Conservatives rip bipartisan tax bill that passed GOP-led House: 'Exacerbating our inflation crisis'

The bill is projected to cost about $80 billion through 2025

Published: February 1, 2024 12:27pm

House conservatives are ripping the bipartisan tax bill that passed the GOP-led House on Wednesday evening.

There were 47 Republicans who voted against the bill. It passed after 88 Democrats and 169 Republicans voted in favor of the measure.

The bill is projected to cost about $80 billion through 2025, but the Tax Foundation projected that it could cost $1.5 trillion over a 10-year period. The bill includes a way to cover the costs of the bill through 2025 only.

Virginia GOP Rep. Bob Good, chairman of the House Freedom Caucus, argued that bill "incentivizes the invasion" at the southern border by allowing illegal immigrants to collect the expanded Child Tax Credit.

Rep. Josh Brecheen, R-Okla., said that the "low-income individual welfare benefit expansions (eligible to illegal aliens) that were added to obtain President Biden’s and Senate Democrats’ support made this a bad deal."

Brecheen also said the bill hides the true 10-year cost of the tax changes, noting that there's no guarantee Congress would find savings to cover its price tag after 2025.

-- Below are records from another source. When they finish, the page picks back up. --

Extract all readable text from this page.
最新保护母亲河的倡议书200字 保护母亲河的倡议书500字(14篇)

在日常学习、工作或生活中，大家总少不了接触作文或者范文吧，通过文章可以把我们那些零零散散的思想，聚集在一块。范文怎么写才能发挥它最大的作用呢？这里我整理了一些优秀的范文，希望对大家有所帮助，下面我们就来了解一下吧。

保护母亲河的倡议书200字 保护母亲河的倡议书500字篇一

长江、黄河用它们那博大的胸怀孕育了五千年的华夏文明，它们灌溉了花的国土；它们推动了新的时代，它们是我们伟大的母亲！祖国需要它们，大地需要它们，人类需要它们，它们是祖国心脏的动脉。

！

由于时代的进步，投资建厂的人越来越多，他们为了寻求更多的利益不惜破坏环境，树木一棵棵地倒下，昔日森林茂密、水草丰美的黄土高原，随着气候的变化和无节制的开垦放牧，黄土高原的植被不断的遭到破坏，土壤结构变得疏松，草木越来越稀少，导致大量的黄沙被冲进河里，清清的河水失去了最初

"This bill also weakens work requirements and according to the Joint Committee on Taxation will generate $155 billion in new deficits over the next 20 months, exacerbating our inflation crisis," he said. "Typical of Washington, the promised ‘pay-fors’ calculated over ten years will likely disappear."

Rep. Scott Perry, R-Pa., for former chairman of the House Freedom Caucus, said the bill allows a "huge expansion of welfare to illegals - while hollowing out the working class in favor of tax breaks for corporations that are selling out America."

The bill's fate in the Senate is unclear after some Republican senators expressed criticism of passing it in an election year.

“Passing a tax bill that makes the president look good — mailing out checks before the election — means he could be re-elected, and then we won’t extend the 2017 tax cuts,” Sen Chuck Grassley, R-Iowa, said on Wednesday.